LMIA Jobs in Canada: Requested vs Approved LMIA Explained
If you are searching for work in Canada from abroad, you will keep running into the term "LMIA." This guide explains what an LMIA is, and why a job listing marked "LMIA requested" is not the same as one marked "LMIA approved."
What an LMIA actually is
An LMIA — a Labour Market Impact Assessment — is a document a Canadian employer may need to hire a foreign worker. The employer applies to Employment and Social Development Canada, not to you. A positive LMIA is essentially the government's confirmation that hiring a foreign worker for that role should not negatively affect the Canadian labour market, usually because the employer could not find a suitable citizen or permanent resident.
LMIAs sit inside the Temporary Foreign Worker Program (TFWP). Not every job needs one: many positions are hired through the International Mobility Program (IMP), which is LMIA-exempt. So "LMIA job" really means a job where the employer intends to go through the LMIA route to hire someone from outside Canada.
One point worth being clear on from the start: the LMIA is the employer's responsibility and the employer's cost. It is not something you buy, and a legitimate employer will not ask you to pay for it. More on that below.
"Requested" vs "approved" — the distinction that trips people up
When you browse LMIA jobs on job boards, you will often see two very different labels, and confusing them wastes a lot of time.
- LMIA requested (or "LMIA pending"): The employer says they are willing to apply for an LMIA, or has an application in progress, but nothing has been granted yet. There is no guarantee the assessment will come back positive.
- LMIA approved (positive LMIA): The government has already issued a positive assessment for that position. This is much further along and generally more reliable — though a specific offer still needs to match the approved LMIA.
An "approved" listing tends to be the stronger signal, but even then you still need to apply, be selected by the employer, and then apply separately for your own work permit. Approval of the employer's LMIA is not approval of you.
From LMIA to actually working in Canada
A positive LMIA is one step, not the finish line. In most cases the sequence looks like this: the employer gets a positive LMIA, gives you a copy plus a job offer, and then you apply to Immigration, Refugees and Citizenship Canada for a work permit. Each stage has its own requirements and can be refused on its own merits.
Because of that, it helps to understand the broader system of work permits before you build your plans around a single listing. A job offer backed by an LMIA can also, in some cases, support a permanent-residence application — for example it may add points in Express Entry, and several provincial nominee programs have streams tied to a Canadian job offer. Whether extra points apply, and how many, depends on the program and can change, so confirm the current rules on the official Government of Canada immigration website (canada.ca) rather than relying on figures you see repeated on forums.

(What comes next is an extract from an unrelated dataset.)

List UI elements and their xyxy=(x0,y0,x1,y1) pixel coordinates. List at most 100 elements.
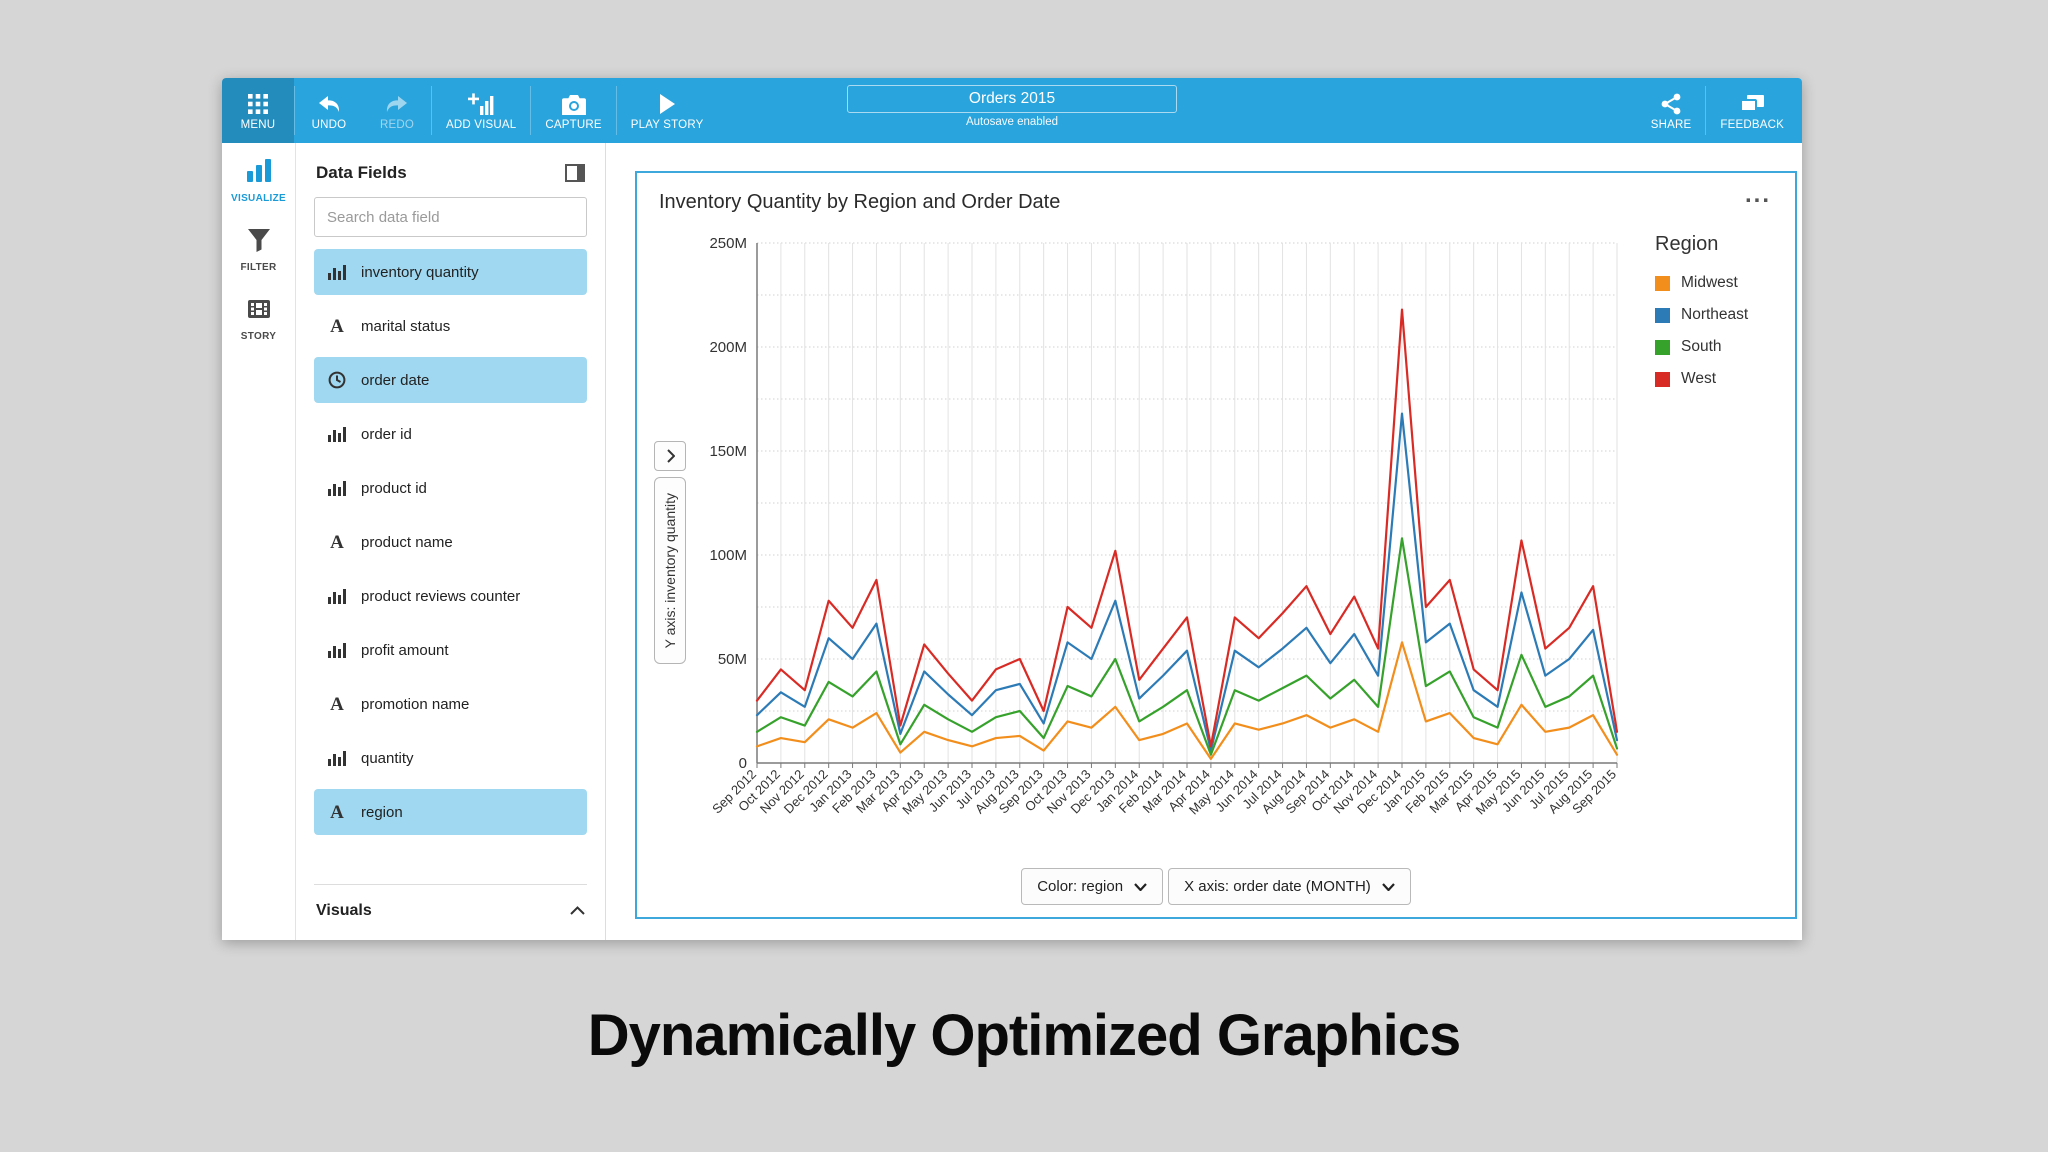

If you want to see roughly where you stand for Express Entry, you can experiment with a CRS calculator — but treat the result as an estimate, not a decision.
Where to look for real LMIA jobs
Canada's Job Bank (jobbank.gc.ca) is the government's own job site and a sensible starting point, partly because employers hiring through the TFWP are generally expected to advertise there. You can also find openings on mainstream job boards and directly on company career pages. Our own listings of jobs in Canada and jobs for foreign workers are meant as a starting point for your own research, not a substitute for the official sources.
Roles are described using the National Occupational Classification (NOC), which sorts jobs into TEER categories. Knowing your NOC and TEER level helps you read listings and understand which immigration pathways a job might connect to. Because the classification is updated periodically, check the current NOC on canada.ca rather than relying on an older version.
Protecting yourself from job and LMIA scams
This is the part that matters most, because fraud in this space is common and expensive. Keep these points in mind:
- A legitimate Canadian employer never charges you to hire you, and never charges you for an LMIA. The employer pays the government fee, not the worker.
- Selling a job offer or an LMIA is illegal. If someone offers to "sell you an LMIA" or a guaranteed job for a fee, that is a scam and possibly a crime — walk away.
- A job offer — even a real one — does not guarantee a work permit or permanent residence. Anyone promising guaranteed approval is not being honest.
- Be cautious with anyone pressuring you to pay quickly, pay in crypto or gift cards, or sign before you have read the paperwork.
When in doubt, verify the employer independently and check the current guidance on canada.ca. Slowing down is almost always the right move.
Frequently asked questions
Does an approved LMIA mean I have a job? No. An approved LMIA belongs to the employer and the position, not to you. You still have to be hired for that role and then apply for your own work permit, which can be refused separately.
Can I pay an employer or agent to get an LMIA? No. It is illegal to sell an LMIA or a job offer, and legitimate employers cover the LMIA cost themselves. Any request for payment in exchange for an LMIA is a red flag.
Is IRCC.com the government, or can you find me a job? No on both counts. IRCC.com is an independent information website. We are not the Government of Canada, we are not affiliated with or endorsed by it, and we do not provide immigration advice or job placement. We cannot issue LMIAs or work permits. For official information and applications, always use canada.ca.